En este punto es donde aparece el filósofo Paul Valéry. Llega a mis manos su libro Filosofía de la danza y con él las respuestas (o más bien la falta de estas) a mis plegarias. Descubro ya en su introducción las mismas preocupaciones que las mías. Como si el teórico fuera tan consciente como yo de que todas las palabras escritas en ese libro (al igual que todas las que serán escritas aquí) no llegarán a tener ni una ínfima parte de la potencia emocional del más imperceptible de los movimientos de una bailarina. Ya en las primeras páginas Valéry hace una referencia que me parece de lo más acertada. Se compara así mismo con San Agustín y con el efecto que tuvo en sí mismo el simple hecho de preguntarse qué es el Tiempo. Reconoce el santo que tenía la respuesta antes de preguntárselo, pero que esta parecía alejarse cada vez más conforme la pregunta pasaba más tiempo en su conciencia. Valéry asegura encontrarse “vacilando ante el temible umbral que separa una pregunta de su respuesta”. Y puede que no haya frase con la que me sienta más identificado a la hora de afrontar estas líneas.

Quizás la solución a mi problema sea asimilar que este ensayo no puede centrarse en resolver ese gran misterio que es la danza, sino en analizar cómo la puesta en escena (algo que creo poder racionalizar algo mejor al menos) afronta aquello inexplicable. Por eso este texto se centrará en gran medida en el fantástico. Porque comparte con el baile esa capacidad de generar en la mirada una sensación de ver algo que sentimos pero no entendemos. Dando por hecho que nunca podremos responder esta pregunta, el objetivo es ver ahora cómo el cine se enfrenta a esta incertidumbre. Si no podemos entender por qué el cuerpo se mueve como se mueve, debemos intentar racionalizar cómo danza la cámara en este limbo entre el por qué y el porqué.

Loie Fuller es un fantasma (primer acto)

Hablábamos hace un par de líneas de la estrecha relación que podemos establecer entre el fantástico y el baile. Un vínculo que aparece ya en los inicios de esta disciplina artística y en los primeras representaciones de danza en la misma. Concretamente es interesante remontarnos a la película Loie Fuller (1905) donde Segundo de Chomón filma a la bailarina que da nombre al cortometraje. Este ejemplo no nos es útil sólo para señalar el visible papel que juega el baile ya desde los inicios del cine, que también. Es indudable por supuesto la importancia de la danza y del lenguaje corporal que esta comporta como sustituta de ese lenguaje verbal que aún tardaría años en aparecer.
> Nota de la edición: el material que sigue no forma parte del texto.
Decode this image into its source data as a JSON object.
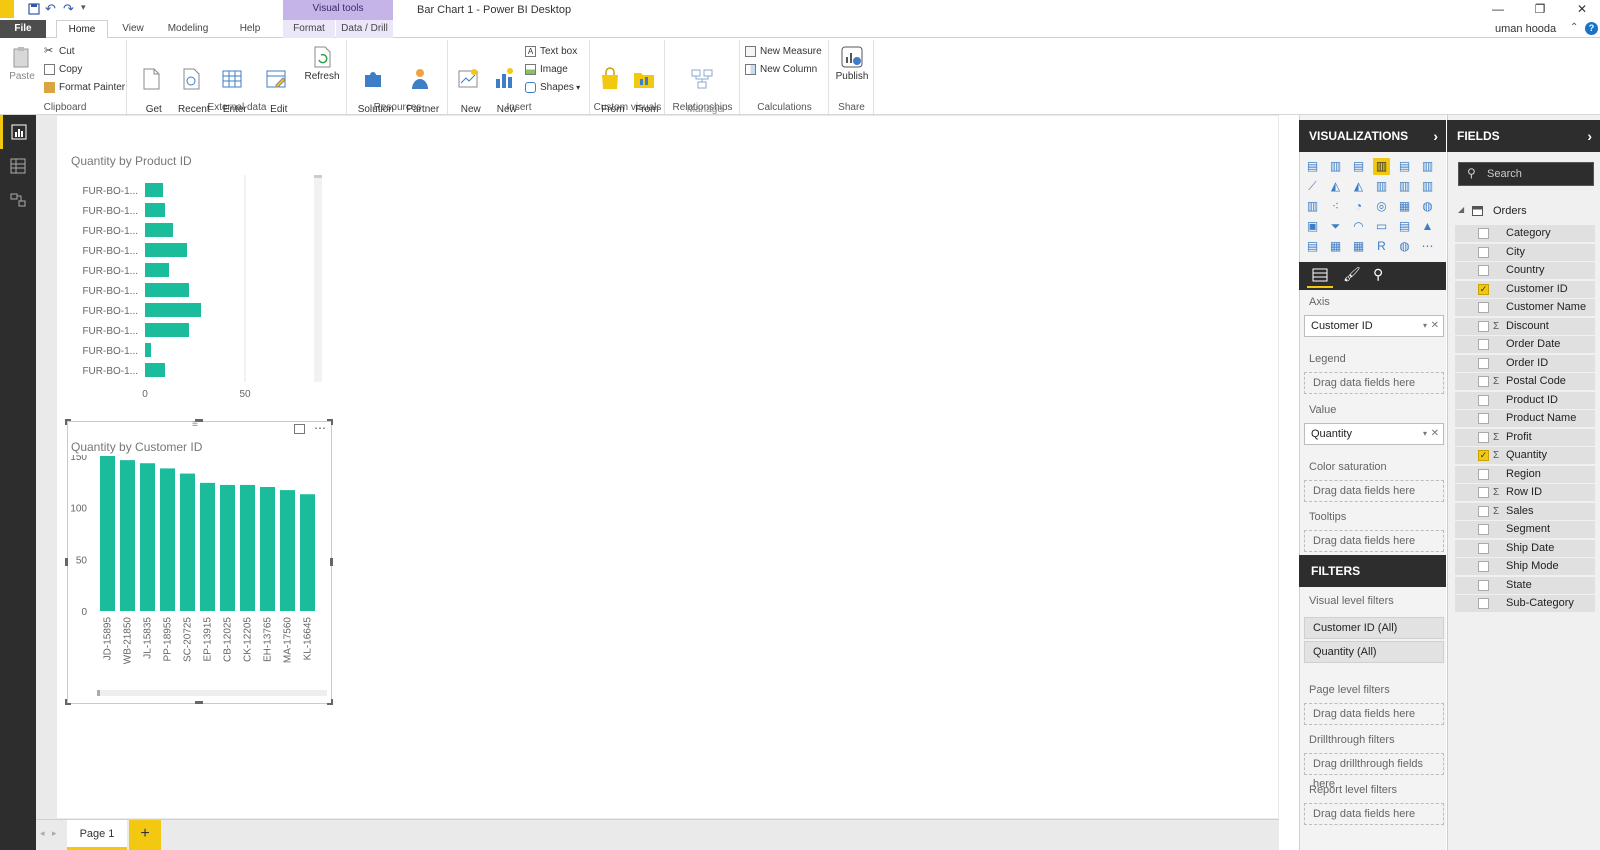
{
  "window": {
    "title": "Bar Chart 1 - Power BI Desktop",
    "context_tab": "Visual tools",
    "user": "uman hooda"
  },
  "tabs": [
    "File",
    "Home",
    "View",
    "Modeling",
    "Help",
    "Format",
    "Data / Drill"
  ],
  "ribbon": {
    "clipboard": {
      "label": "Clipboard",
      "paste": "Paste",
      "cut": "Cut",
      "copy": "Copy",
      "format_painter": "Format Painter"
    },
    "external": {
      "label": "External data",
      "get_data": "Get\nData",
      "recent_sources": "Recent\nSources",
      "enter_data": "Enter\nData",
      "edit_queries": "Edit\nQueries",
      "refresh": "Refresh"
    },
    "resources": {
      "label": "Resources",
      "solution_templates": "Solution\nTemplates",
      "partner_showcase": "Partner\nShowcase"
    },
    "insert": {
      "label": "Insert",
      "new_page": "New\nPage",
      "new_visual": "New\nVisual",
      "text_box": "Text box",
      "image": "Image",
      "shapes": "Shapes"
    },
    "custom_visuals": {
      "label": "Custom visuals",
      "from_store": "From\nStore",
      "from_file": "From\nFile"
    },
    "relationships": {
      "label": "Relationships",
      "manage": "Manage\nRelationships"
    },
    "calculations": {
      "label": "Calculations",
      "new_measure": "New Measure",
      "new_column": "New Column"
    },
    "share": {
      "label": "Share",
      "publish": "Publish"
    }
  },
  "visualizations": {
    "title": "VISUALIZATIONS",
    "wells": {
      "axis_label": "Axis",
      "axis_value": "Customer ID",
      "legend_label": "Legend",
      "value_label": "Value",
      "value_value": "Quantity",
      "color_label": "Color saturation",
      "tooltips_label": "Tooltips",
      "drop_placeholder": "Drag data fields here"
    }
  },
  "filters": {
    "title": "FILTERS",
    "visual_level": "Visual level filters",
    "pills": [
      "Customer ID (All)",
      "Quantity (All)"
    ],
    "page_level": "Page level filters",
    "drillthrough": "Drillthrough filters",
    "drillthrough_placeholder": "Drag drillthrough fields here",
    "report_level": "Report level filters",
    "drop_placeholder": "Drag data fields here"
  },
  "fields": {
    "title": "FIELDS",
    "search_placeholder": "Search",
    "table": "Orders",
    "items": [
      {
        "name": "Category",
        "checked": false,
        "sigma": false
      },
      {
        "name": "City",
        "checked": false,
        "sigma": false
      },
      {
        "name": "Country",
        "checked": false,
        "sigma": false
      },
      {
        "name": "Customer ID",
        "checked": true,
        "sigma": false
      },
      {
        "name": "Customer Name",
        "checked": false,
        "sigma": false
      },
      {
        "name": "Discount",
        "checked": false,
        "sigma": true
      },
      {
        "name": "Order Date",
        "checked": false,
        "sigma": false
      },
      {
        "name": "Order ID",
        "checked": false,
        "sigma": false
      },
      {
        "name": "Postal Code",
        "checked": false,
        "sigma": true
      },
      {
        "name": "Product ID",
        "checked": false,
        "sigma": false
      },
      {
        "name": "Product Name",
        "checked": false,
        "sigma": false
      },
      {
        "name": "Profit",
        "checked": false,
        "sigma": true
      },
      {
        "name": "Quantity",
        "checked": true,
        "sigma": true
      },
      {
        "name": "Region",
        "checked": false,
        "sigma": false
      },
      {
        "name": "Row ID",
        "checked": false,
        "sigma": true
      },
      {
        "name": "Sales",
        "checked": false,
        "sigma": true
      },
      {
        "name": "Segment",
        "checked": false,
        "sigma": false
      },
      {
        "name": "Ship Date",
        "checked": false,
        "sigma": false
      },
      {
        "name": "Ship Mode",
        "checked": false,
        "sigma": false
      },
      {
        "name": "State",
        "checked": false,
        "sigma": false
      },
      {
        "name": "Sub-Category",
        "checked": false,
        "sigma": false
      }
    ]
  },
  "pages": {
    "current": "Page 1",
    "add_symbol": "+"
  },
  "colors": {
    "bar": "#1abc9c",
    "accent": "#f2c811",
    "dark": "#2d2d2d"
  },
  "chart_data": [
    {
      "type": "bar",
      "orientation": "horizontal",
      "title": "Quantity by Product ID",
      "categories": [
        "FUR-BO-1...",
        "FUR-BO-1...",
        "FUR-BO-1...",
        "FUR-BO-1...",
        "FUR-BO-1...",
        "FUR-BO-1...",
        "FUR-BO-1...",
        "FUR-BO-1...",
        "FUR-BO-1...",
        "FUR-BO-1..."
      ],
      "values": [
        9,
        10,
        14,
        21,
        12,
        22,
        28,
        22,
        3,
        10
      ],
      "xlim": [
        0,
        50
      ],
      "xticks": [
        0,
        50
      ],
      "grid": true
    },
    {
      "type": "bar",
      "orientation": "vertical",
      "title": "Quantity by Customer ID",
      "categories": [
        "JD-15895",
        "WB-21850",
        "JL-15835",
        "PP-18955",
        "SC-20725",
        "EP-13915",
        "CB-12025",
        "CK-12205",
        "EH-13765",
        "MA-17560",
        "KL-16645"
      ],
      "values": [
        150,
        146,
        143,
        138,
        133,
        124,
        122,
        122,
        120,
        117,
        113
      ],
      "ylim": [
        0,
        150
      ],
      "yticks": [
        0,
        50,
        100,
        150
      ],
      "grid": false
    }
  ]
}
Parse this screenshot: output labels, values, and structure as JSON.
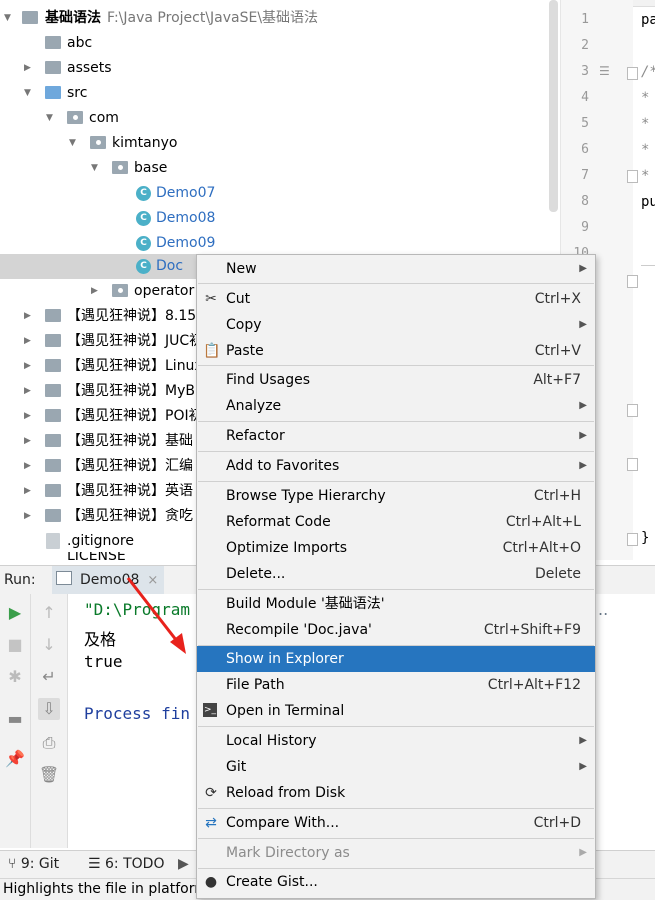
{
  "tree": {
    "root": {
      "name": "基础语法",
      "path": "F:\\Java Project\\JavaSE\\基础语法"
    },
    "items": [
      {
        "label": "abc"
      },
      {
        "label": "assets"
      },
      {
        "label": "src"
      },
      {
        "label": "com"
      },
      {
        "label": "kimtanyo"
      },
      {
        "label": "base"
      },
      {
        "label": "Demo07"
      },
      {
        "label": "Demo08"
      },
      {
        "label": "Demo09"
      },
      {
        "label": "Doc"
      },
      {
        "label": "operator"
      },
      {
        "label": "【遇见狂神说】8.15祁"
      },
      {
        "label": "【遇见狂神说】JUC初"
      },
      {
        "label": "【遇见狂神说】Linux"
      },
      {
        "label": "【遇见狂神说】MyB"
      },
      {
        "label": "【遇见狂神说】POI初"
      },
      {
        "label": "【遇见狂神说】基础"
      },
      {
        "label": "【遇见狂神说】汇编"
      },
      {
        "label": "【遇见狂神说】英语"
      },
      {
        "label": "【遇见狂神说】贪吃"
      },
      {
        "label": ".gitignore"
      },
      {
        "label": "LICENSE"
      }
    ]
  },
  "editor": {
    "line_numbers": [
      "1",
      "2",
      "3",
      "4",
      "5",
      "6",
      "7",
      "8",
      "9",
      "10"
    ],
    "code": {
      "l1": "pa",
      "l3": "/*",
      "l8": "pu",
      "close": "}"
    }
  },
  "run": {
    "label": "Run:",
    "tab": "Demo08",
    "close": "×",
    "console": [
      "\"D:\\Program",
      "及格",
      "true",
      "",
      "Process fin"
    ]
  },
  "toolbar": {
    "git": "9: Git",
    "todo": "6: TODO"
  },
  "status": {
    "text": "Highlights the file in platform"
  },
  "menu": {
    "items": [
      {
        "label": "New",
        "shortcut": "",
        "sub": true
      },
      {
        "label": "Cut",
        "shortcut": "Ctrl+X",
        "icon": "scissors-icon"
      },
      {
        "label": "Copy",
        "shortcut": "",
        "sub": true
      },
      {
        "label": "Paste",
        "shortcut": "Ctrl+V",
        "icon": "clipboard-icon"
      },
      {
        "label": "Find Usages",
        "shortcut": "Alt+F7"
      },
      {
        "label": "Analyze",
        "shortcut": "",
        "sub": true
      },
      {
        "label": "Refactor",
        "shortcut": "",
        "sub": true
      },
      {
        "label": "Add to Favorites",
        "shortcut": "",
        "sub": true
      },
      {
        "label": "Browse Type Hierarchy",
        "shortcut": "Ctrl+H"
      },
      {
        "label": "Reformat Code",
        "shortcut": "Ctrl+Alt+L"
      },
      {
        "label": "Optimize Imports",
        "shortcut": "Ctrl+Alt+O"
      },
      {
        "label": "Delete...",
        "shortcut": "Delete"
      },
      {
        "label": "Build Module '基础语法'",
        "shortcut": ""
      },
      {
        "label": "Recompile 'Doc.java'",
        "shortcut": "Ctrl+Shift+F9"
      },
      {
        "label": "Show in Explorer",
        "shortcut": ""
      },
      {
        "label": "File Path",
        "shortcut": "Ctrl+Alt+F12"
      },
      {
        "label": "Open in Terminal",
        "shortcut": "",
        "icon": "terminal-icon"
      },
      {
        "label": "Local History",
        "shortcut": "",
        "sub": true
      },
      {
        "label": "Git",
        "shortcut": "",
        "sub": true
      },
      {
        "label": "Reload from Disk",
        "shortcut": "",
        "icon": "reload-icon"
      },
      {
        "label": "Compare With...",
        "shortcut": "Ctrl+D",
        "icon": "compare-icon"
      },
      {
        "label": "Mark Directory as",
        "shortcut": "",
        "sub": true,
        "disabled": true
      },
      {
        "label": "Create Gist...",
        "shortcut": "",
        "icon": "github-icon"
      }
    ]
  },
  "colors": {
    "highlight": "#2675bf",
    "annotation_arrow": "#e8221c"
  }
}
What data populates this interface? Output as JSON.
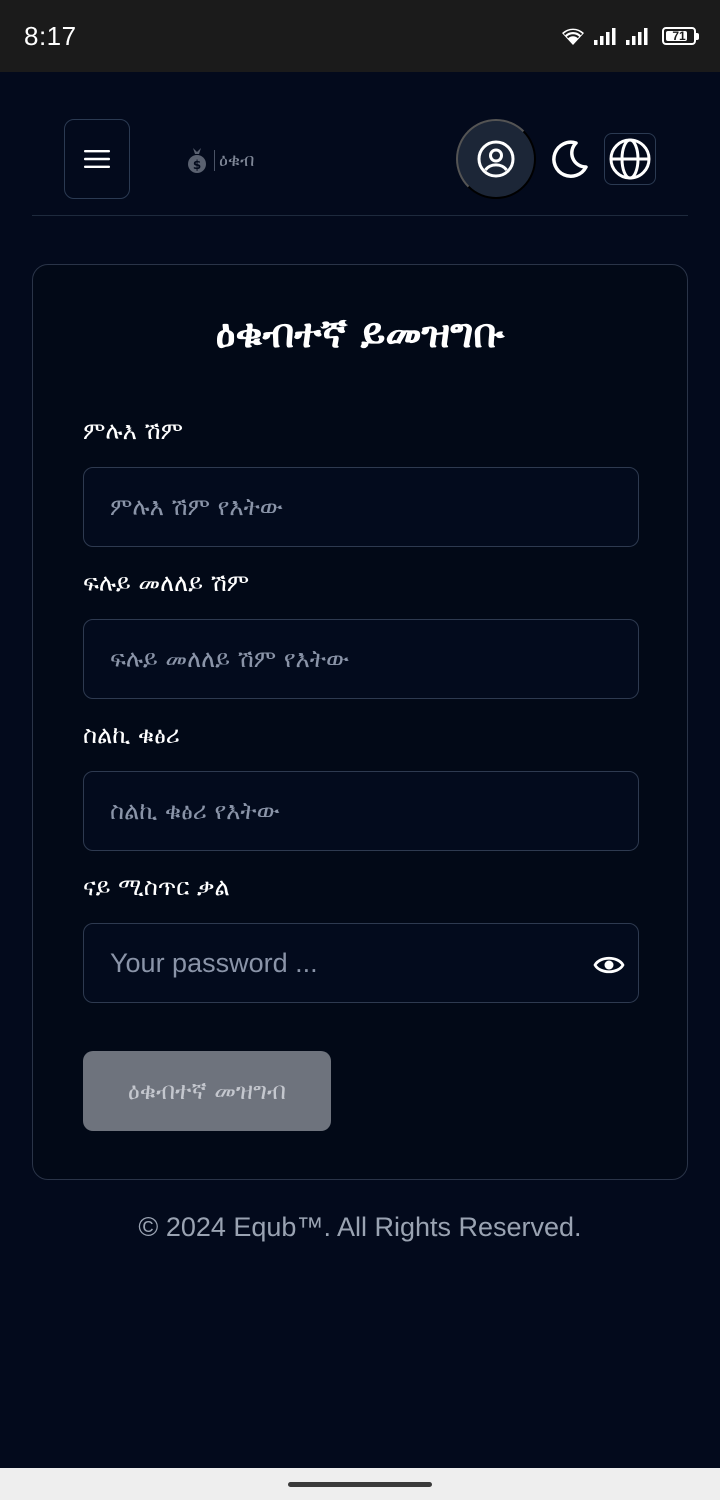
{
  "status_bar": {
    "time": "8:17",
    "battery": "71",
    "battery_level": 0.71
  },
  "header": {
    "brand_name": "ዕቁብ",
    "icons": {
      "menu": "hamburger-menu-icon",
      "logo": "money-bag-icon",
      "profile": "user-circle-icon",
      "theme": "moon-icon",
      "language": "globe-icon"
    }
  },
  "form": {
    "title": "ዕቁብተኛ ይመዝግቡ",
    "full_name": {
      "label": "ምሉእ ሽም",
      "placeholder": "ምሉእ ሽም የእትው"
    },
    "username": {
      "label": "ፍሉይ መለለይ ሽም",
      "placeholder": "ፍሉይ መለለይ ሽም የእትው"
    },
    "phone": {
      "label": "ስልኪ ቁፅሪ",
      "placeholder": "ስልኪ ቁፅሪ የእትው"
    },
    "password": {
      "label": "ናይ ሚስጥር ቃል",
      "placeholder": "Your password ...",
      "toggle_icon": "eye-icon"
    },
    "submit_label": "ዕቁብተኛ መዝግብ"
  },
  "footer": {
    "copyright": "© 2024 Equb™. All Rights Reserved."
  },
  "colors": {
    "background": "#030a1c",
    "card_border": "#2a3448",
    "button_disabled": "#6e737d",
    "profile_bg": "#1c2637"
  }
}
En el libro Dancefilm: Choreography and the Moving Image, Erin Brannigan cita al director de cine y responsable de La Cinémathèque de la Danse Patrick Bensard, quién defiende que no es casualidad que el cine naciera justo en el momento en el que lo hizo también la danza moderna. Al fin y al cabo, el séptimo arte adaptaría la corporalidad casi hiperbólica del baile a esos personajes del cine mudo que, conscientes de su propia naturaleza afónica, debían buscar en su gestualidad la palabra y, sobre todo, la expresión.

En su discurso, Bensard específica de hecho un poco más y señala que no le parece casualidad que los Lumière plantaran por primera vez su cámara a la vez que Loie Fuller dejaba ver sus primeros movimientos. Podemos volver ahora a la película de Segundo de Chomón que comentábamos, en la que la coreógrafa realiza el conocido serpentine dance. Resulta curioso darse cuenta de cómo la película empieza y acaba y cómo esto conecta con la hipótesis que se planteaba al inicio del apartado.

El cortometraje nos muestra cómo un murciélago entra volando en escena para convertirse posteriormente en la dinámica bailarina quien, tras realizar su coreografía, desaparecerá en medio de la escena. Se vincula ya desde sus inicios al baile cinematográfico con el fantástico. Como si la única forma de justificar su naturaleza fuera catalogándola de imposible. Se entiende a la bailarina como una especie de figura fantasmagórica que habita momentáneamente nuestra realidad sin ser esta la suya y nos enseña un lenguaje que percibimos pero no entendemos. Quizás lo que nos hipnotiza del baile es saber, aunque sea de forma inconsciente, que hay algo paranormal en ello. Como si pensáramos que una bailarina solo existe encima de un escenario. Como si de un espejismo se tratara.

Possession y el truco de magia (segundo acto)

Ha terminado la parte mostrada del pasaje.